Certains artistes envisagent chaque projet comme une étape de travail à part entière. D’autres développent au fil de leurs créations ce qui finit par constituer une identité artistique propre. C’est le cas d’Adrien Béal, récemment nommé à la direction du Studio-Théâtre de Vitry, qui a passé ce mois d’avril au Théâtre des 13 vents. Déjà en phase avec le CDN de Montpellier – co-producteur de sa pièce itinérante Combats avec le TNS et le T2G en 2022 –, l’artiste y a présenté cette saison deux de ses créations : Les Pièces manquantes et Toute la vérité. L’occasion d’approcher dans son ensemble le travail qu’il mène depuis des années avec sa compagnie Théâtre Déplié.
Car il y a bien, dans le théâtre d’Adrien Béal, des éléments qui se répondent et s’alimentent. Dans une recherche de ce que les relations, quelles qu’elles soient, révèlent au plateau, le metteur en scène s’affaire à créer des espaces presque dénués de théâtralité. Dans Les Pièces manquantes comme dans Toute la vérité, deux créations identifiées comme collectives, la scénographie se pose en miroir de la pièce : brute, faite d’ordinaire et décomposée. Partant de cette apparente banalité déstructurée, qui renie toute notion de spectacle au profit d’une approche naturaliste, le Théâtre Déplié fait ressortir une probable humanité perdue entre légalité et légitimité, entre morale et fantasme, poussant à l’extrême des situations qui dépassent difficilement le cadre de l’intime.

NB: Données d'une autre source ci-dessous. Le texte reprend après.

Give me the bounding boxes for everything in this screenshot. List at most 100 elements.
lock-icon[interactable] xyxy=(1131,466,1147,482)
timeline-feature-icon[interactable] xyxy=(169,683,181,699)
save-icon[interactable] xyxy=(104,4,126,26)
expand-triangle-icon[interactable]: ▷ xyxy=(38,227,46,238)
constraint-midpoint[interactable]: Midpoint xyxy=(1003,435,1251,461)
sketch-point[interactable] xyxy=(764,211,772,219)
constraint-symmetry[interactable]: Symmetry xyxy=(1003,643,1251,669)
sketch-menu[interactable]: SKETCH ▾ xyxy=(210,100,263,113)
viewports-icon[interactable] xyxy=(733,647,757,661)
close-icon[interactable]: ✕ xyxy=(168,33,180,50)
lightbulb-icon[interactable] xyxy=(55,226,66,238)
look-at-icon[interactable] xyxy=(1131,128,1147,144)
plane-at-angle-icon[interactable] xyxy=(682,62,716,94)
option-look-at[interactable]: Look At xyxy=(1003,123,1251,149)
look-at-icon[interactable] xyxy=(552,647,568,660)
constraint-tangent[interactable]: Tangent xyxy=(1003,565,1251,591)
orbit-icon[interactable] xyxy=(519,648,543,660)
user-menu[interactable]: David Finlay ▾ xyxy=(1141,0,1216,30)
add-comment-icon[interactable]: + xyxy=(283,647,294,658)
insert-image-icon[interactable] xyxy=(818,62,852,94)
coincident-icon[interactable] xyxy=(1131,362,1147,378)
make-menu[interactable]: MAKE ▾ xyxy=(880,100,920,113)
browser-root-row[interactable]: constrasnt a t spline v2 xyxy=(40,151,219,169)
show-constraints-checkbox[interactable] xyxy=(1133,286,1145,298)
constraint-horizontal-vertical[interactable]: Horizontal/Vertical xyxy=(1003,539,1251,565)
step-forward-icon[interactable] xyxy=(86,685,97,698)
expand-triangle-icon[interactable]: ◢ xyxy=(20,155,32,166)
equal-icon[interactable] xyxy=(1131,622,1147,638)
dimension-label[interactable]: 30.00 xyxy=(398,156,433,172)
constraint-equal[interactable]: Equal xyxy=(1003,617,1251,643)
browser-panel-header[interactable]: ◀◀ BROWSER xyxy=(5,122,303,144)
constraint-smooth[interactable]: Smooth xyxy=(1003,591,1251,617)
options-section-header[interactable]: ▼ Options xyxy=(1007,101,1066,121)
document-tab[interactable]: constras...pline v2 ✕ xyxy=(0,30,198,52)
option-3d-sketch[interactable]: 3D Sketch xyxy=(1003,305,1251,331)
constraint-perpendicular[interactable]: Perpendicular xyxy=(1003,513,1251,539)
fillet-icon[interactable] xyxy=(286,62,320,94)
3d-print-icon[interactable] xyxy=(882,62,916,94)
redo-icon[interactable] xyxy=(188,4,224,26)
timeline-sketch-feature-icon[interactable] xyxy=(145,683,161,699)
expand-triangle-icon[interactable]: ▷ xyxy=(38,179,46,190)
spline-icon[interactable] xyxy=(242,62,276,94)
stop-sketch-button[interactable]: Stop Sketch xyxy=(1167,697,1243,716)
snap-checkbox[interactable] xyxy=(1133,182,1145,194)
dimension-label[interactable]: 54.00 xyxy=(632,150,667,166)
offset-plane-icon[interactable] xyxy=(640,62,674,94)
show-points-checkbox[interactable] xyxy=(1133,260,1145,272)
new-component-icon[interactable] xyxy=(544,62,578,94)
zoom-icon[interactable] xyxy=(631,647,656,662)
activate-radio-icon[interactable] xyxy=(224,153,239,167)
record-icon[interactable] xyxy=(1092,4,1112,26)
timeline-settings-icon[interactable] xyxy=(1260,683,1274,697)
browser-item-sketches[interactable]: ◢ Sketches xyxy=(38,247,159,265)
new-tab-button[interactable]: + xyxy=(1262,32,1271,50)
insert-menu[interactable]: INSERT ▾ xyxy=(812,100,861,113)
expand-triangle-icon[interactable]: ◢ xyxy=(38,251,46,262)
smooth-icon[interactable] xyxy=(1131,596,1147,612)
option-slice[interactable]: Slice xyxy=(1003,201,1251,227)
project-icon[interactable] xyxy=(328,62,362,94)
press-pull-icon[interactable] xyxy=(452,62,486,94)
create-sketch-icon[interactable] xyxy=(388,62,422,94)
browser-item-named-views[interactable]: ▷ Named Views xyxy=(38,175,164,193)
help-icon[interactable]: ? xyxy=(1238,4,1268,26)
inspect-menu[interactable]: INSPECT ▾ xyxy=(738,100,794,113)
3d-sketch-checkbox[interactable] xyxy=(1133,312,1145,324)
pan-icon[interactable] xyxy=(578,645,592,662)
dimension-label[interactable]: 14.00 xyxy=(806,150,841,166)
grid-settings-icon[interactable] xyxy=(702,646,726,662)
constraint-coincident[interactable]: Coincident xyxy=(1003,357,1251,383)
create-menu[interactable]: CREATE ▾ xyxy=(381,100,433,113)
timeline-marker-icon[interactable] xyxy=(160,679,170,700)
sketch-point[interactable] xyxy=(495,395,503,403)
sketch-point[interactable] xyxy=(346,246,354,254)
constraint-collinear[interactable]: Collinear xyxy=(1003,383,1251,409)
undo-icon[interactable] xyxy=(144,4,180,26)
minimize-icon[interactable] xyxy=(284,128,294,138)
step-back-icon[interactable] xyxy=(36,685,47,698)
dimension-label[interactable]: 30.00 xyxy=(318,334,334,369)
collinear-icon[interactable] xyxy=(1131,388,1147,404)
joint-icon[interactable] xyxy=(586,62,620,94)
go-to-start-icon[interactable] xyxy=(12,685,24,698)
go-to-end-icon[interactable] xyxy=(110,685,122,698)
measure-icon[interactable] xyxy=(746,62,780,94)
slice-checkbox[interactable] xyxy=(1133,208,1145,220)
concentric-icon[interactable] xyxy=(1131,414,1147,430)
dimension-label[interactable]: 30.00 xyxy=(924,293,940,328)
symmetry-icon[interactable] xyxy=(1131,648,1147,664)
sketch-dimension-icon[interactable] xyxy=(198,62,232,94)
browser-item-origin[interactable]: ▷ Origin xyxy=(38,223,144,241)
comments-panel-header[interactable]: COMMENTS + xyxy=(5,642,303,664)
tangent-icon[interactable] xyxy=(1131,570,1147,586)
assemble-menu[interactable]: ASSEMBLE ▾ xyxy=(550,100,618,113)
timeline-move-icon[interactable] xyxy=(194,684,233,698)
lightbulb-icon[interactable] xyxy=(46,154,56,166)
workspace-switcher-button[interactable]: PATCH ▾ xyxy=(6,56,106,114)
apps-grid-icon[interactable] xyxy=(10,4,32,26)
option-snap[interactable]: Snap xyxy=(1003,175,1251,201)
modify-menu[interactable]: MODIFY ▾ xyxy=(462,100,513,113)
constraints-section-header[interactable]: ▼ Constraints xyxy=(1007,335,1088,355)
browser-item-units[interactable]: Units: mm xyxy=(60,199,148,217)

Car il ne s’agit pas, pour Adrien Béal, de se poser en observateur d’une société à grande échelle. Ce qui semble l’intéresser, en revanche, c’est ce que les rapports intimes racontent sur nos identités, sur nos choix, sur nos actes et nos paroles. Hors de tout contexte de représentation, les situations qu’il met en scène sont de l’ordre du quotidien. Seul le fait qu’elles soient ici exposées sur scène les rend extra-ordinaires par l’intérêt qui leur est alors témoigné. Par le vocabulaire ordinaire qui compose les textes complétés des silences, des non-dits et des tabous, par les postures inconfortables de l’attente ou de l’hésitation, par l’improvisation qui rend parfois l’écriture inégale et incertaine, le Théâtre Déplié met à l’oeuvre une certaine forme de réel, celui que l’on ne voit que si on fait le choix de le regarder.